The architectures of deep neural networks (DNN) rely heavily on the underlying grid structure of variables, for instance, the lattice of pixels in an image. For general high dimensional data with variables not associated with a grid, the multi-layer perceptron and deep belief network are often used. However, it is frequently observed that those networks do not perform competitively and they are not helpful for identifying important variables. In this paper, we propose a framework that imposes on blocks of variables a chain structure obtained by step-wise greedy search so that the DNN architecture can leverage the constructed grid. We call this new neural network Deep Variable-Block Chain (DVC). Because the variable blocks are used for classification in a sequential manner, we further develop the capacity of selecting variables adaptively according to a number of regions trained by a decision tree. Our experiments show that DVC outperforms other generic DNNs and other strong classifiers.
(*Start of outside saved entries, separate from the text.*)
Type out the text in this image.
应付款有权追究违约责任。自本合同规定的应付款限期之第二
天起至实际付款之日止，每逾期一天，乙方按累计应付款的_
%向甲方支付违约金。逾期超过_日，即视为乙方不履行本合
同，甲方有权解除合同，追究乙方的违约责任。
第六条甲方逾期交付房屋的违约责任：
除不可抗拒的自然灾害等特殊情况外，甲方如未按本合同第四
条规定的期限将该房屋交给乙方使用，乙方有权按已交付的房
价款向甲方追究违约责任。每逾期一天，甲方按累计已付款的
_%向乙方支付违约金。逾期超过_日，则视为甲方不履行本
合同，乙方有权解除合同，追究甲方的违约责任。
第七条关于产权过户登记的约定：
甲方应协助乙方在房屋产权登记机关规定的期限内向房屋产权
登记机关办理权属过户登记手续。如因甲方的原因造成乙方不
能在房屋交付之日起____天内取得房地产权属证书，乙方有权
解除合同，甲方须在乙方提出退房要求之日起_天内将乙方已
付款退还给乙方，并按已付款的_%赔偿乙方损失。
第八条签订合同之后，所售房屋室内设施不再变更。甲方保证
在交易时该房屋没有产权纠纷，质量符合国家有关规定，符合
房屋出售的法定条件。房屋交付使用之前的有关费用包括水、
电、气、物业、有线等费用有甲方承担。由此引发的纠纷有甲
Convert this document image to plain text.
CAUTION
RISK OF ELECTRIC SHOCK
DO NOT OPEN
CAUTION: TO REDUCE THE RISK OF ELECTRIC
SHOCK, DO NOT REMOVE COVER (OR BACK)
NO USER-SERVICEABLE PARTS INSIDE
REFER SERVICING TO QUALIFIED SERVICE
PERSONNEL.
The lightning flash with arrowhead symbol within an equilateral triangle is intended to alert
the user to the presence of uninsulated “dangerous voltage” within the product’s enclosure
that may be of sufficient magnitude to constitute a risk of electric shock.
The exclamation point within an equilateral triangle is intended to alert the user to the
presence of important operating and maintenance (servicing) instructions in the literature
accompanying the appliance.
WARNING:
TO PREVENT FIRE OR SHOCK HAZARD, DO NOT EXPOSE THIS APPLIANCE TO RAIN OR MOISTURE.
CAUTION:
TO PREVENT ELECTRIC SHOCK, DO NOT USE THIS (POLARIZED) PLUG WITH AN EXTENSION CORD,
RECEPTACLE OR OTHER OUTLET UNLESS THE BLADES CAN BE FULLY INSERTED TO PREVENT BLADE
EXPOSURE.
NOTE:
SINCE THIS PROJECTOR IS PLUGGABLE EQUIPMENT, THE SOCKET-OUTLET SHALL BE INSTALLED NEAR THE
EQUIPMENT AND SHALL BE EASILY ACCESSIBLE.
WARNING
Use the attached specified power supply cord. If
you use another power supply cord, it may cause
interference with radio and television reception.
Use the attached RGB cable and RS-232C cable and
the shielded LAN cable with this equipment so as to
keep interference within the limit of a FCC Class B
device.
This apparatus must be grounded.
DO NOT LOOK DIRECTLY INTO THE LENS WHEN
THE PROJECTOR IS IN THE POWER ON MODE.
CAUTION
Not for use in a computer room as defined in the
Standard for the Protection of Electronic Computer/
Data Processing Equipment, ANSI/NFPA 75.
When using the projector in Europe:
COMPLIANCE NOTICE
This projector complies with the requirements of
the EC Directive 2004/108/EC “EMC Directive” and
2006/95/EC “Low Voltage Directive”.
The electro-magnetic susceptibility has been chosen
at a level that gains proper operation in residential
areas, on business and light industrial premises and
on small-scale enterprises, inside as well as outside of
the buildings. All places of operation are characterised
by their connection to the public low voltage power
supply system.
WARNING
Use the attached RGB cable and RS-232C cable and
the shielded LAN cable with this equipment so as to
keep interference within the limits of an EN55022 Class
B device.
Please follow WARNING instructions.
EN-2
Moreover, DVC can achieve high accuracy at much reduced dimensionality and sometimes reveals drastically different sets of relevant variables for different regions.

Paper Structure

This paper contains 12 sections, 4 equations, 5 figures, 5 tables.

Figures (5)

  • Figure 1: (a) A typical RNN and the chain-like architecture if we unfold it. $W, U, H$ are weight matrices shared across the entire chain. $X$'s are input sequential data, $h$'s are hidden layers and $o$'s are outputs. (b) LSTM cell structure. The red unit at time step $t$ indicates the forget gate $f_t$, which controls the proportion of information that would the removed from previous memory cell $c_{t-1}$. The green units refer to the input gate $i_t$ and $a_t$, where $i_t$ controls the proportion of new information that would be added into current memory $c_t$ and $a_t$ generates a proposal of new information. The blue units represent the output gate $o_t$, which controls how much information would be delivered from $c_t$ to $h_t$ and influence the next cell.
  • Figure 2: The architecture of DVC is a cascaded sequence of cells, each taking input data from one variable block. The red unit indicates the forget gate $f^{(t)}$. The green units are the input gate $i^{(t)}$ and input proposal $a^{(t)}$. The blue square unit indicates the output gate $o^{(t)}$. The weight matrices, $W_i^{(t)}$, $W_f^{(t)}$, and $W_o^{(t)}$ are not shared across the cells.
  • Figure 3: The variable selection tree for the simulated dataset. In each node, the first number is the average $\nu$-number over points in the node, and the number above the node is the node ID. The proportions of data points with different $\nu$-numbers are shown in the white box below each leaf node. The variable used to split the node is noted beneath the node.
  • Figure 4: Variable block structure of the breast cancer data. There are 6 variable blocks in total. The numbers on the first line are the variable block labels. For example, the variable block labeled as 1 contains the respective means of 5 size-related features.
  • Figure 5: Breast Cancer Data variable selection tree trained with the selected features and $\nu$-numbers. In each node, the first number is the average of $\nu$-numbers and the number above the node is the node ID. The proportions of data points of different $\nu$-number are shown in white box below leaf nodes $2, 6, 7$ respectively. The text below the node is the variable that used for split decision.